The algorithm least absolute shrinkage and selection operator (LASSO) is mentioned as one of the points of departure for the discussion of the solution of sparse systems. The importance of convexity is briefly discussed since only by transforming a problem into a convex one is it possible to hope for a solution faster and easier than what a sparse problem normally is: NP-hard, meaning that sometimes it may even be unfeasible to be solved as such, unless some transformations are made. l₁ is the norm used to enforce both sparsity and convexity, theorems about which are mentioned and some of them proved.

Concerning theorems, among the most important being mentioned is the Nyquist-Shannon sampling theorem, stating that a perfect signal recovery from discrete samples is possible when the sampling frequency is greater than twice the signal bandwidth. Surprisingly, such is not the case empirically; more often than not, fewer measurements are sufficient. A theorem of Candés is mentioned that essentially states that if a signal x ∈ C^N is k-sparse, then it can be restored precisely from almost any random subset of its Fourier spectrum of size proportional to the sparsity k and to log N.

Other important concepts discussed are mutual coherence, spark, and restricted isometry property, including their importance and how they hold.

A concise selection of algorithms is offered for sparse recovery problems, like univariate thresholding, matching pursuit (MP), orthogonal matching pursuit (OMP), least-squares orthogonal matching pursuit (LS-OMP), least angle regression (LARS), coordinate descent for LASSO, proximal algorithm, accelerated proximal algorithm, fast iterative shrinkage-thresholding algorithm (FISTA), elastic net, fused LASSO, group LASSO with l₁/l₂ penalty, and simultaneous LASSO with l₁/l_∞ penalty. Other exponential families are explored as loss functions, beyond the Gaussian ones.

Sparse graphical models, such as the projected gradient approach, are also discussed. Matrix factorization is approached from the dictionary learning methods, among others.

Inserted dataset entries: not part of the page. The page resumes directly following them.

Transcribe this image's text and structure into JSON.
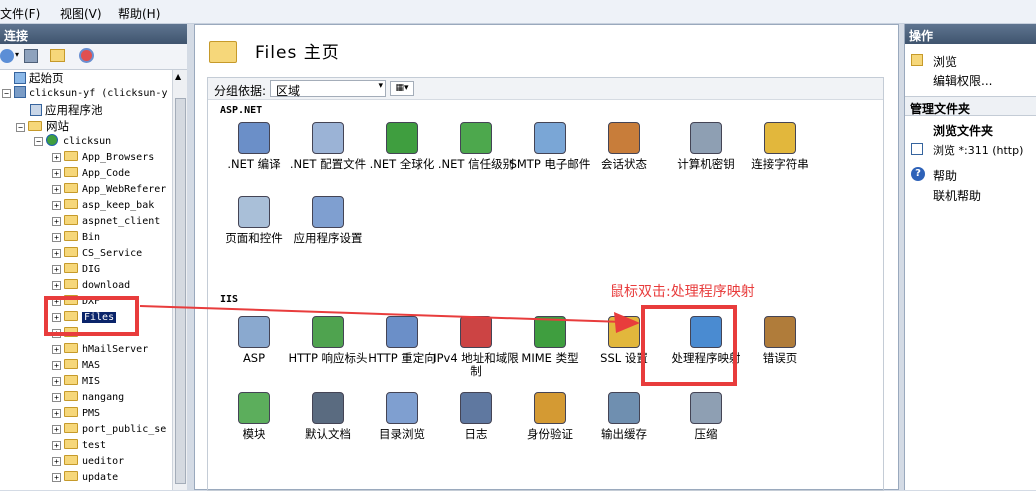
{
  "menu": {
    "file": "文件(F)",
    "view": "视图(V)",
    "help": "帮助(H)"
  },
  "left": {
    "title": "连接"
  },
  "tree": {
    "start": "起始页",
    "server": "clicksun-yf (clicksun-y",
    "apppools": "应用程序池",
    "sites": "网站",
    "site": "clicksun",
    "folders": [
      "App_Browsers",
      "App_Code",
      "App_WebReferer",
      "asp_keep_bak",
      "aspnet_client",
      "Bin",
      "CS_Service",
      "DIG",
      "download",
      "DXF",
      "Files",
      "",
      "hMailServer",
      "MAS",
      "MIS",
      "nangang",
      "PMS",
      "port_public_se",
      "test",
      "ueditor",
      "update"
    ]
  },
  "center": {
    "title": "Files 主页",
    "groupby_label": "分组依据:",
    "groupby_value": "区域",
    "section_asp": "ASP.NET",
    "section_iis": "IIS",
    "aspnet_items": [
      ".NET 编译",
      ".NET 配置文件",
      ".NET 全球化",
      ".NET 信任级别",
      "SMTP 电子邮件",
      "会话状态",
      "计算机密钥",
      "连接字符串",
      "页面和控件",
      "应用程序设置"
    ],
    "iis_items": [
      "ASP",
      "HTTP 响应标头",
      "HTTP 重定向",
      "IPv4 地址和域限制",
      "MIME 类型",
      "SSL 设置",
      "处理程序映射",
      "错误页",
      "模块",
      "默认文档",
      "目录浏览",
      "日志",
      "身份验证",
      "输出缓存",
      "压缩"
    ],
    "annotation": "鼠标双击:处理程序映射"
  },
  "right": {
    "title": "操作",
    "browse": "浏览",
    "edit_perm": "编辑权限...",
    "manage": "管理文件夹",
    "browse_folder": "浏览文件夹",
    "browse_http": "浏览 *:311 (http)",
    "help": "帮助",
    "online_help": "联机帮助"
  },
  "colors": {
    "annotation": "#e83c3c",
    "title_bar": "#4a6078"
  }
}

This work is not only an excellent introductory book for branching off into aspects of sparse modeling; it is also good for advanced students since it is contains an appendix with some of the mathematical background needed to learn from this book, including topics such as eigentheory, discrete Fourier transform, and subgaussian random variables. I very much recommend this book for researchers and students alike.